While she was still in law school, she and Ron would commute back and forth between her apartment in Gainesville and their home near Jacksonville-a trip that totaled around four hours each weekend.
"It was exhausting," she says. "It basically felt like my weekend was nothing."
Tired of traveling, the couple built their dream home in Haile Plantation almost five years ago.
"Before, we lived right on the beach," Ron says. "Our backyard was the Atlantic Ocean, and people said we were crazy for leaving and coming to Gainesville."
Dianne says you couldn't make her move back.
The love that Ron and Dianne say they have for the Gainesville community shows in their efforts to expand Climb for Cancer's impact throughout Alachua County.
"They are the kind of people who really put their heart into everything they do," says Dr. Bill Slayton, interim division chief for pediatric hematology and oncology.
"We are very fortunate they are here in our community."
During the first two years of the foundation, the Farbs sent all money raised to the American Cancer Society in Jacksonville.
Wanting more control, they now choose to fund programs based on basic needs that they say big foundations often overlook.
The couple recently started Harriet's Helping Hand, a program that provides parking vouchers, food vouchers and gas cards for cancer patients and their families. The idea came about during a lunch meeting with Jenna Priest, child life specialist at Shands Pediatric Clinics.
"They wanted to do more," Priest says. "These kids come for chemo daily, or once a week, and they have to pay to park every single time. I told them how much it was going to cost, and right away they said 'We are going to work on that.' "
Many patients have to bring medicine home with them after treatment, some even travel as far as Miami without a way to keep the meds from spoiling.
To rectify this problem, Climb for Cancer donated coolers, thermometers and medicine boxes for patients.
"These families haven't had time to think about needing a thermometer," Dianne says. "Some of them can't even afford it."
Out of all the events Climb for Cancer puts on in the community, and all the small ways the Farbs help ease costs for cancer patients and their families, being able to inspire and teach others means the most, Ron said.
Each time he speaks with young people in the community, he said he tries to teach them two things.
"The first is that through hard work and patience they can bring their dreams to fruition," he says. "The second is the importance of giving back."
As for Saturday's start to the trek up Aconcagua, former Gator James Smith is right there with Ron.
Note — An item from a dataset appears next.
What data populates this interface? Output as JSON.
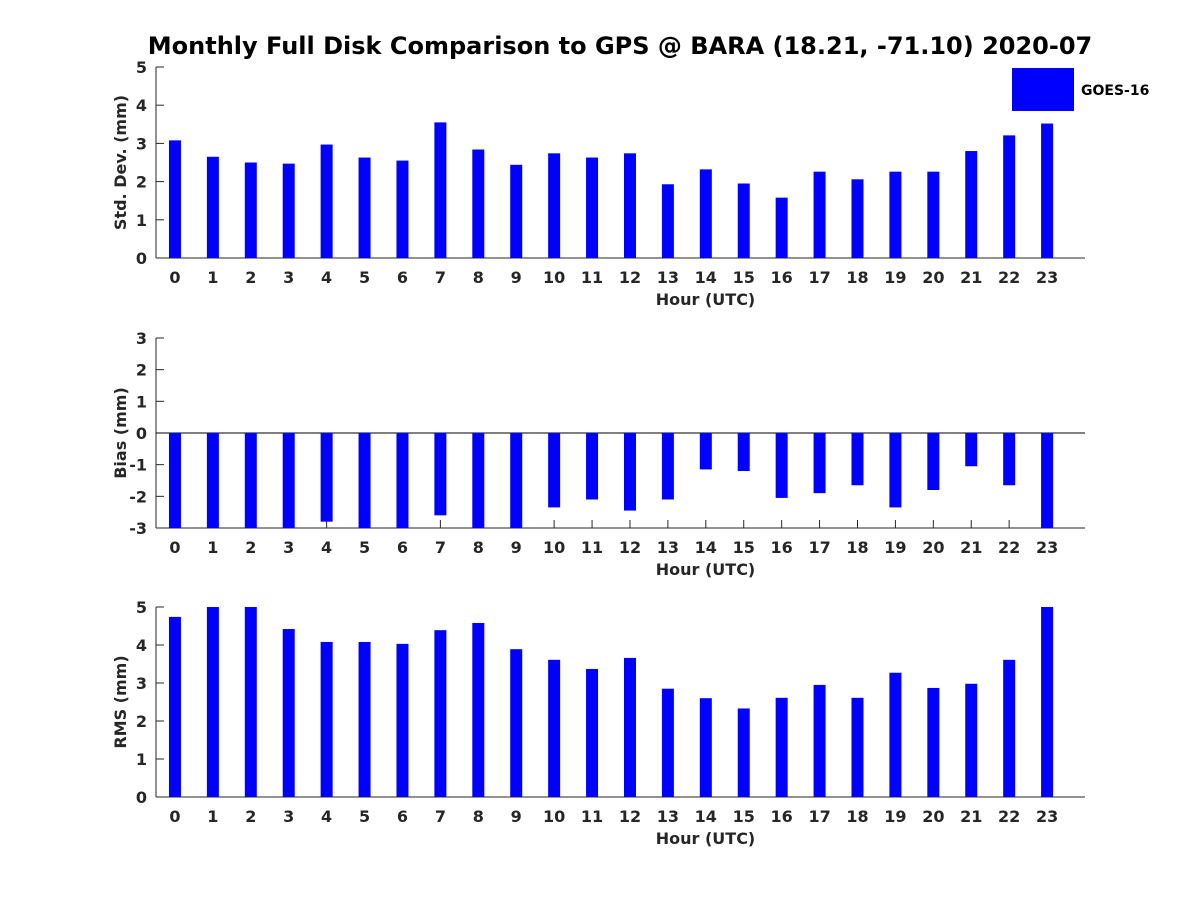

Smith, a former Buchholz High student, played on special teams and as the long snapper for the Gators' 2008 national championship team.
Interested in Ron's mountain climbing, Smith worked with the foundation while he was in college through the Goodwill Gators.
After Ron scaled Mount Everest, however, Smith said he approached him about becoming more involved.
"He has such a warm heart and really believes in his mission," Smith says. "He helps so many people, especially the kids; he loves the kids and gets attached to them."
To prepare, the pair have been running sets of stadiums with weighted backpacks. At 240 pounds, Smith is worried about keeping up with Ron, who weighs about 100 pounds less.
"He's a motor, that's for sure," Smith says. "He's intense."
Once back in Gainesville, Ron will continue to immerse himself in the fight against cancer.
Every day he wears a bracelet from Camp Sunshine, a summer camp in Georgia for children with cancer where he volunteers.
Working with those children has deeply touched Ron, whose sister has been diagnosed with cancer. So far she is one of the success stories.
After a movie about muscular dystrophy, "Darius Goes West," aired at the Phillips Center, the Farbs invited all the volunteers, cast and crew over for dinner as a way to say thank you.
With both of the Farbs working what amounts to two full-time jobs, they concede they have little time for leisure activities.
But "we are working on spending more time for ourselves," Ron says with a chuckle.